LAS VEGAS -

The data makes one thing fairly clear about incentive spending: it’s substantial these days.

But how are incentives really impacting used-car values? And is elevated spending enough to cause a panic?

NADA Used Car Guide’s Jonathan Banks and Larry Dixon took a close look at the impact of incentive spending — plus a multitude of other factors that play a role in used-car pricing — during a presentation at Used Car Week's National Remarketing Conference titled “Used Vehicle Market: Impending Collapse or Continued Success.”

Given how the spike in new-car sales has evened out a bit, OEM incentives have been ramped up, approaching some of the highest levels in history, the NADA analysts noted.  

Third-quarter incentives were up 18 percent year-over-year, with spending moving to a level not seen since 2004 when the market was awash with incentives, according to NADA.

Automakers have scaled back on cash incentives from a decade ago, they noted, but they are still putting record or near-record amounts on finance and lease subvention.

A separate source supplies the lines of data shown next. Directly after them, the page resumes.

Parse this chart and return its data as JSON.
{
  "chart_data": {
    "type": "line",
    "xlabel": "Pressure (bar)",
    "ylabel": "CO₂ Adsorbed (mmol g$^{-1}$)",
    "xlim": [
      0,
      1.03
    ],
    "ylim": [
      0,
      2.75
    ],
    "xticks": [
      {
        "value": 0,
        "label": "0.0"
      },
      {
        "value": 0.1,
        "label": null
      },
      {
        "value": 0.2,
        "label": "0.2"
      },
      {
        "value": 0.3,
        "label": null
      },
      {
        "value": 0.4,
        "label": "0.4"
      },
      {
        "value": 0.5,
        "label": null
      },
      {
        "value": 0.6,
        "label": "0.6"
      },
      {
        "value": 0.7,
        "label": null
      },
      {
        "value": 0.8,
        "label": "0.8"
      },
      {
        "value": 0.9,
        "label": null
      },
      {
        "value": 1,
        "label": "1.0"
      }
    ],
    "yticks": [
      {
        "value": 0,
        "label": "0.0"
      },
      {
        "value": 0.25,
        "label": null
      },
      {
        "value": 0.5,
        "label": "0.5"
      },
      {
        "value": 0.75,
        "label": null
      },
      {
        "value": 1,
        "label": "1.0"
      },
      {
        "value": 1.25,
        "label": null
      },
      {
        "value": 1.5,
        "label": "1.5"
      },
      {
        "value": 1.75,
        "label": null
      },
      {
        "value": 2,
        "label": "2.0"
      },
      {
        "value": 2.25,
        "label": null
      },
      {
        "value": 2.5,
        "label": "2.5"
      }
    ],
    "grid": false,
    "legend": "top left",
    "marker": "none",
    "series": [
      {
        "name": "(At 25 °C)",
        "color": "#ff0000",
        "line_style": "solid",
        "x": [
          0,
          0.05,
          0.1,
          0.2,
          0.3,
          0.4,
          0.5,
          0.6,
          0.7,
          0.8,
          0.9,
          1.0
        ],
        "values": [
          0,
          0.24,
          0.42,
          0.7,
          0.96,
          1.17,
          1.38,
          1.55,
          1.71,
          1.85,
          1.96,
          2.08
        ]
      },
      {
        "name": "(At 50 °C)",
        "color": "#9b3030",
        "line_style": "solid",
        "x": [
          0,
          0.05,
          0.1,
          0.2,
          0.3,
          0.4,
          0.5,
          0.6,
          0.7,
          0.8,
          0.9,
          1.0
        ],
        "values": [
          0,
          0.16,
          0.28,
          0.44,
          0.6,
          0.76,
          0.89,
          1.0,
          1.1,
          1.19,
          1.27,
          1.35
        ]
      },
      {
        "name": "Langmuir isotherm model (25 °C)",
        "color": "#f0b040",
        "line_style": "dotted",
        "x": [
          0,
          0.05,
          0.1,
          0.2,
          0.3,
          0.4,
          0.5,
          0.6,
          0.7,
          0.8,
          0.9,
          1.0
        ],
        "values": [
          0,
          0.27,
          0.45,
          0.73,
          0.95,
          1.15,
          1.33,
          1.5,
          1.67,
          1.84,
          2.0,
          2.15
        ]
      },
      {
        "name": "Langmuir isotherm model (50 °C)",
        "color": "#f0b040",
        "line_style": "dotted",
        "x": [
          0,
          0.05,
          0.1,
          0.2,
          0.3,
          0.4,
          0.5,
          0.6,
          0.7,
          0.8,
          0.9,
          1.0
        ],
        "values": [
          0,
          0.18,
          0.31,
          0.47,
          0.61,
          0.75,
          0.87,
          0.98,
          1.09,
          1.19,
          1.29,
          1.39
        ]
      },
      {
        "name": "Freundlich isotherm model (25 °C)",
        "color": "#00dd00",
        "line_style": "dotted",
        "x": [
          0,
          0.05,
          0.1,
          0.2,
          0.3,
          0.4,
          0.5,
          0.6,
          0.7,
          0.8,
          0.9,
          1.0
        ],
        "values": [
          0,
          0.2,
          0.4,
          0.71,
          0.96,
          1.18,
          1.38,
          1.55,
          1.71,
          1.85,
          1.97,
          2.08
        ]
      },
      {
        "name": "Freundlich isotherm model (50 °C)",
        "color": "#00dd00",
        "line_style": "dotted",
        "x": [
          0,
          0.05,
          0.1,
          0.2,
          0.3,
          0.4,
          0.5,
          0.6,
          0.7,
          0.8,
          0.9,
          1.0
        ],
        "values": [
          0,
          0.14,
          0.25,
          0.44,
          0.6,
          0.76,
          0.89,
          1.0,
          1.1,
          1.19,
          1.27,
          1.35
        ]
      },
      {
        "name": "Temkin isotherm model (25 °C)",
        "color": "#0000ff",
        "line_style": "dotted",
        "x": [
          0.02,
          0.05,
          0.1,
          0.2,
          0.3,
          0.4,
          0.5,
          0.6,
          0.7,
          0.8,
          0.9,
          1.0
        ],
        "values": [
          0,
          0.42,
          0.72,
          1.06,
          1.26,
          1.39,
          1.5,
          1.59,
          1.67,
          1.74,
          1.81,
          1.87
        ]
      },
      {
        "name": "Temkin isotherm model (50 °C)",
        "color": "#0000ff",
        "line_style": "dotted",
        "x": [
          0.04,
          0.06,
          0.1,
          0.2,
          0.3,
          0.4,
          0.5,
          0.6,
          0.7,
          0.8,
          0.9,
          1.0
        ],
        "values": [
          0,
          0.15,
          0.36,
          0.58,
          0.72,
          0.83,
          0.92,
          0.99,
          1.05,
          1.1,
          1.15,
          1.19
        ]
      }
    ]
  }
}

And according to the latest Guidelines report from NADA Used Car Guide, October was the 21st straight month of annual gains in incentive spending — and specifically, spending for the month was north of $2,700 per unit, a 5.7-percent year-over-year spike, NADA said, citing Autodata Corp.

Through 10 months of 2014, incentive spending is up 8.4 percent over the year-ago period, NADA indicated in the report.

But here’s an important caveat as it relates to used-car prices, as noted by Banks in the Guidelines report.

“Manufacturer incentives likely played less of a role in dampening used prices in October than in the prior three months. On average, spending grew by 5 percent compared to October 2013 according to Autodata data,” Banks said.

“This is down sharply from the 18 percent annual rate of growth recorded in the third quarter,” he continued. “After having risen by an average of 5 percent over the preceding five months, incentives for 2014 models fell by just over 1 percent compared to September, while automakers pulled spending back by an even steeper 8 percent on 2015 models.”

Banks also emphasized that the share of total new-vehicle sales from the 2015 model-year crowd was at 48 percent in October, versus 32 percent in September.

And here’s a big takeaway from Banks’ and Dixon’s presentation at NRC.

Yes, elevated incentive spending — along with stronger supply and weakening credit conditions — are likely to have a downward impact on used-car pricing.

However, there is something these developments and other concerns are met with: a more robust economy and the paradigm shift the industry has gone through recently, they said.

Specifically, NADA is projecting a 2.2-percent year-over-year drop in used-car prices for the fourth quarter. Further out, it expects Q4 2015 used prices to fall another 5 percent from Q4 2014.

Such a decline would result in used prices about 3 percent stronger than 2010 levels.

And this, NADA said, is fairly acceptable given how much strength and growth used prices have seen in recent years.